In the variable-speed transmission art it is known to provide a hydrostatic transmission which comprises a variable-displacement pump whose input shaft is driven by a prime mover, e.g. an electric motor or an internal-combustion engine, the pump being hydraulically connected to a hydraulic motor whose output shaft drives a load, e.g. a machine or a wheel or a pair of wheels of a vehicle.
In hydrostatic transmissions, the pump and the motor can each be of the axial-piston type, i.e. can be hydrostatic machines having a cylinder drum rotatable about an axis and provided with angularly equispaced cylinder bores in each of which a piston is axially reciprocable.
In such transmissions, moreover, the pump is generally of the swash-plate type. In a swash-plate pump, the input shaft is connected to the cylinder drum and rotates the latter about the axis of the cylinder drum which generally coincides with the axis of the shaft. The pistons react against an inclined disk which can be tilted at selected angles to the axis of the shaft and drum. When, for example, this inclined disk has its planar reaction surface perpendicular to the axis of the drum, the pistons do not undergo any excursion upon rotation of the drum and the pump is said to be in a neutral setting. From this neutral setting, the inclined disk can be tilted to one side or the other to varying degrees, thereby forcing the pistons during part of the rotation of the drum inwardly and drawing the pistons outwardly during another part of the rotation of the drum to alternately express fluid from and draw fluid into the respective cylinders.
The drum can cooperate with a valve plate or a surface provided with a pair of orifices which can serve as discharge and intake orifices depending upon the tilt of the inclined disk. The degree of tilt of the disk from the neutral position, therefore, determines the fluid displacement per revolution of the cylinder drum (stroke volume per revolution) while the direction of tilt determines which of the orifices is to serve as the discharge or pressure orifice and which of the orifices is to serve as the intake or suction orifice.
Manual or hydraulic servomotor means can be provided for tilting the inclinable disk of such a variable-displacement hydrostatic pump.
In such hydrostatic transmissions, moreover, the hydraulic motor may be constituted of the drive-flange type. In this type of construction, the cylinder drum is rotatable about an axis which is generally inclined to the shaft axis and the output shaft is formed with a reaction or driving flange which generally lies perpendicular to the shaft axis. The pistons of the cylinders of the drum drivingly engage the flange so that, when fluid is forced into one of the ports of the hydrostatic pump and is drained from the other, the cylinder is rotated by forcing the pistons successively outwardly to simultaneously drive the output shaft. The piston heads may engage in sockets formed in or attached to the driving flange.
The hydrostatic pump is connected to the hydrostatic motor via passages which generally connect one port of the hydrostatic motor with one port or orifice of the pump and the other port of the hydrostatic motor with the other port or orifice of the pump.

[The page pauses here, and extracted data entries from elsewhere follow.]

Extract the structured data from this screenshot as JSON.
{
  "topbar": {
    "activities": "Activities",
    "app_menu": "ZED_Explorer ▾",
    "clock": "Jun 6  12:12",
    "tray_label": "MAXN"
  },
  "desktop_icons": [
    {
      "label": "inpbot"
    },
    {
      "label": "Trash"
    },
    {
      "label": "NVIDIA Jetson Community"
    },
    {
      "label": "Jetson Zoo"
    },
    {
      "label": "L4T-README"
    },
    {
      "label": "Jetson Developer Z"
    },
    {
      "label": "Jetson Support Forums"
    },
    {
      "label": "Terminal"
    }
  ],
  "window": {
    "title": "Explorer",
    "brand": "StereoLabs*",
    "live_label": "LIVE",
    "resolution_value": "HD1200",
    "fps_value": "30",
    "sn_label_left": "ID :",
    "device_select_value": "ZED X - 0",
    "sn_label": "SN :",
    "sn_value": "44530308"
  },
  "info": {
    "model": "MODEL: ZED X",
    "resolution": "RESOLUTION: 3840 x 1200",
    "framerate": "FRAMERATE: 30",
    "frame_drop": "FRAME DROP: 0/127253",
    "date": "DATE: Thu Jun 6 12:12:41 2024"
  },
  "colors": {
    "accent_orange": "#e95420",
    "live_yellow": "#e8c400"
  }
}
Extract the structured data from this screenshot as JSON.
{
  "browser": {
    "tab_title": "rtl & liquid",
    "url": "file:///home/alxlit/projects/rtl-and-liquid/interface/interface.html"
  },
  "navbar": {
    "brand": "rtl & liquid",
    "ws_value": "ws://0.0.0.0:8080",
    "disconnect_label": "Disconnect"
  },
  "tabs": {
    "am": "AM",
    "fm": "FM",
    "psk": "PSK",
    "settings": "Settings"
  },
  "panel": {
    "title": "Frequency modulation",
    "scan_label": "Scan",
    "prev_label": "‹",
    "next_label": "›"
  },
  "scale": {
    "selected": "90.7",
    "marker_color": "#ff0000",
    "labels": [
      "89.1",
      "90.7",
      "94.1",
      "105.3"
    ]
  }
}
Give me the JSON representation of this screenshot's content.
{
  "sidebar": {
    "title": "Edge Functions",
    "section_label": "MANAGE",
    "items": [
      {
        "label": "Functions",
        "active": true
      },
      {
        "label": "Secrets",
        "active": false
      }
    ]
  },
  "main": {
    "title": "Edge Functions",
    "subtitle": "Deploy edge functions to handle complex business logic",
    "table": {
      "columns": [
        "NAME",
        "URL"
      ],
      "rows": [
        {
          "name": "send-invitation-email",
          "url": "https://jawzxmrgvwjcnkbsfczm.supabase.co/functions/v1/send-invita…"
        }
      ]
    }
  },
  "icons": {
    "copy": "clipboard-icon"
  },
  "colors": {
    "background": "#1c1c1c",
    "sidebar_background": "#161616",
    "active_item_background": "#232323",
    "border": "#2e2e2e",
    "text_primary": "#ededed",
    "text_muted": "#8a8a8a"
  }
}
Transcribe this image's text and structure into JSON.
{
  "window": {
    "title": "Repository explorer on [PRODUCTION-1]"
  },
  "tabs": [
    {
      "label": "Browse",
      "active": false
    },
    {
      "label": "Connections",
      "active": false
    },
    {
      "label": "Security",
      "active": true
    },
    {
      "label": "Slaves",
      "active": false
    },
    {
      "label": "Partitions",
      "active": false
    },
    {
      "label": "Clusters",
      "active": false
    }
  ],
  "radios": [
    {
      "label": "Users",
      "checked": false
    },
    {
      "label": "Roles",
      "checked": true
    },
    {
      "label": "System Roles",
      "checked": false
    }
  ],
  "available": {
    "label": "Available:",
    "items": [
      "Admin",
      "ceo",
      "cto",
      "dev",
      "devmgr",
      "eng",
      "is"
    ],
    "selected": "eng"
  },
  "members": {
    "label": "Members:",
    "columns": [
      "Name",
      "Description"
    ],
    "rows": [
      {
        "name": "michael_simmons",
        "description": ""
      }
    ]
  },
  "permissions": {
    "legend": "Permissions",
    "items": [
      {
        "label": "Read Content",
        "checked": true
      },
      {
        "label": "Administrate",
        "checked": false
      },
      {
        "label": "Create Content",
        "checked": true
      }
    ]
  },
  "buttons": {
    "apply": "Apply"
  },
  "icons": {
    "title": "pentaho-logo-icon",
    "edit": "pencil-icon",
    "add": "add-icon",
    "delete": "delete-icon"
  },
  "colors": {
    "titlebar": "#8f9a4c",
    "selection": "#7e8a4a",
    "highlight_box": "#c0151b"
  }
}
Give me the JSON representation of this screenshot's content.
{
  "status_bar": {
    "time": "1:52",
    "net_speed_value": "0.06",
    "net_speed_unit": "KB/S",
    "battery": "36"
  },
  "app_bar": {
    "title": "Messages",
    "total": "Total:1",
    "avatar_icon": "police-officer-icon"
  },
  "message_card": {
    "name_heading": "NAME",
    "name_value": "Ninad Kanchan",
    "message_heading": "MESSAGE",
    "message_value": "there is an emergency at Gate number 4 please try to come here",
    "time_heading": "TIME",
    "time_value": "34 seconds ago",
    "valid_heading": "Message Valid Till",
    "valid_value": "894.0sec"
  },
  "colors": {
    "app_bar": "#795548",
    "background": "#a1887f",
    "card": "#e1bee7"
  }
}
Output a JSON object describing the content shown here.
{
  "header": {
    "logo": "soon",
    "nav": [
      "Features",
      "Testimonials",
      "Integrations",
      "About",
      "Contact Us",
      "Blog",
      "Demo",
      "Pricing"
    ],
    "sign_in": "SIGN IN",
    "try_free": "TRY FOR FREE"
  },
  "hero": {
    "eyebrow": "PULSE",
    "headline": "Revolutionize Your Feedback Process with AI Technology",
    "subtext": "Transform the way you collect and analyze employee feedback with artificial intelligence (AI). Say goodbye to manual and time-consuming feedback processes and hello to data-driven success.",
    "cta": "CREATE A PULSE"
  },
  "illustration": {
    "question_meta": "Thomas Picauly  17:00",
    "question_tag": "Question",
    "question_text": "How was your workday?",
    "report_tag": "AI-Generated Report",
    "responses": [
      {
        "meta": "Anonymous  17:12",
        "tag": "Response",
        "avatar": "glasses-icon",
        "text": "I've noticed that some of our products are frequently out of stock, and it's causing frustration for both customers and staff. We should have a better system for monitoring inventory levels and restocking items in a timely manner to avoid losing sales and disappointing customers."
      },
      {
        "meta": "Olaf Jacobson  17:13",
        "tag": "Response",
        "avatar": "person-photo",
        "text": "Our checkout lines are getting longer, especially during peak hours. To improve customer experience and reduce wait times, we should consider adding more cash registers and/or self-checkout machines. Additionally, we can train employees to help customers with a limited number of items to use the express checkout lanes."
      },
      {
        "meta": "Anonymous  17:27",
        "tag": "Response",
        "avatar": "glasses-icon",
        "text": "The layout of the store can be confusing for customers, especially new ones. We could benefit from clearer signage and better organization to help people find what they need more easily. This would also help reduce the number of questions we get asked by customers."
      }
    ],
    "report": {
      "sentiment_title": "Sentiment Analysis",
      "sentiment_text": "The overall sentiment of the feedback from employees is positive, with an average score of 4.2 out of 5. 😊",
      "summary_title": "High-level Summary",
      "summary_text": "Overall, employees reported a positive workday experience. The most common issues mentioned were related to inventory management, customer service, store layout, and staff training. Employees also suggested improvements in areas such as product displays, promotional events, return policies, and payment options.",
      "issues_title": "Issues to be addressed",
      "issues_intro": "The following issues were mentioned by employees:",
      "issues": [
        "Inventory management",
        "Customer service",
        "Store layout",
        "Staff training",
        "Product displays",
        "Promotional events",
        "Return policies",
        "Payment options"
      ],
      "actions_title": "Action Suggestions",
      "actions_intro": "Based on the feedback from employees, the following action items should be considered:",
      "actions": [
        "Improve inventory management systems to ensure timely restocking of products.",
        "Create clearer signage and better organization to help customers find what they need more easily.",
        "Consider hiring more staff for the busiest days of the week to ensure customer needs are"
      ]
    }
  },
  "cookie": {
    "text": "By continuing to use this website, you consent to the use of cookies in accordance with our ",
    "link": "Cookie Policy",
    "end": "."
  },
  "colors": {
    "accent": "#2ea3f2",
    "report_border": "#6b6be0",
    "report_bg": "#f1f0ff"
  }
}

It has been found in practice (see German printed application -- Offenlegungsschrift -- DT-OS No. 1 816 183) that in a hydrostatic transmission in which the pump is of the inclined-disk type and the hydrostatic motor is of the drive-flange type, the advantages of both hydrostatic machine configurations are combined to provide a relatively small, light-weight and inexpensive pump configuration in association with a most effective or efficient hydraulic motor.
With this configuration, however, there have generally been three conditions which have been observed:
(a) the hydraulic motor is a constant-displacement motor, i.e. the motor has an invariable stroke volume per revolution;
(b) the hydraulic motor is provided in a construction in which the cylinder drum is surrounded by a housing whose axis determines the axis of the cylinder drum; and
(c) the transmission has been provided with the hydrostatic machines in spaced or separated relationship, i.e. the hydrostatic pump is usually separated from the hydrostatic motor, the two being connected by hydraulic lines.
In practice, moreover, the configuration of the pump as an inclined-disk pump provides certain advantages as enumerated above, primarily in terms of small volume, which are lost when the hydrostatic motor is of the drive-flange type.
It should also be mentioned that there are hydrostatic transmissions which have been proposed or are in use in compact configuration, i.e. the pump and motor are disposed in a common housing. In this case, both the hydrostatic pump and the hydrostatic motor are provided in the inclined-disk configuration coaxial to one another and the cylinder drums are disposed back to back against a common body which is provided with the passages through which the fluid medium is delivered by the pump to the motor and is returned from the motor to the pump. Such constructions, however, have the disadvantage that the hydrostatic motor operates less efficiently than a motor of the drive-flange type.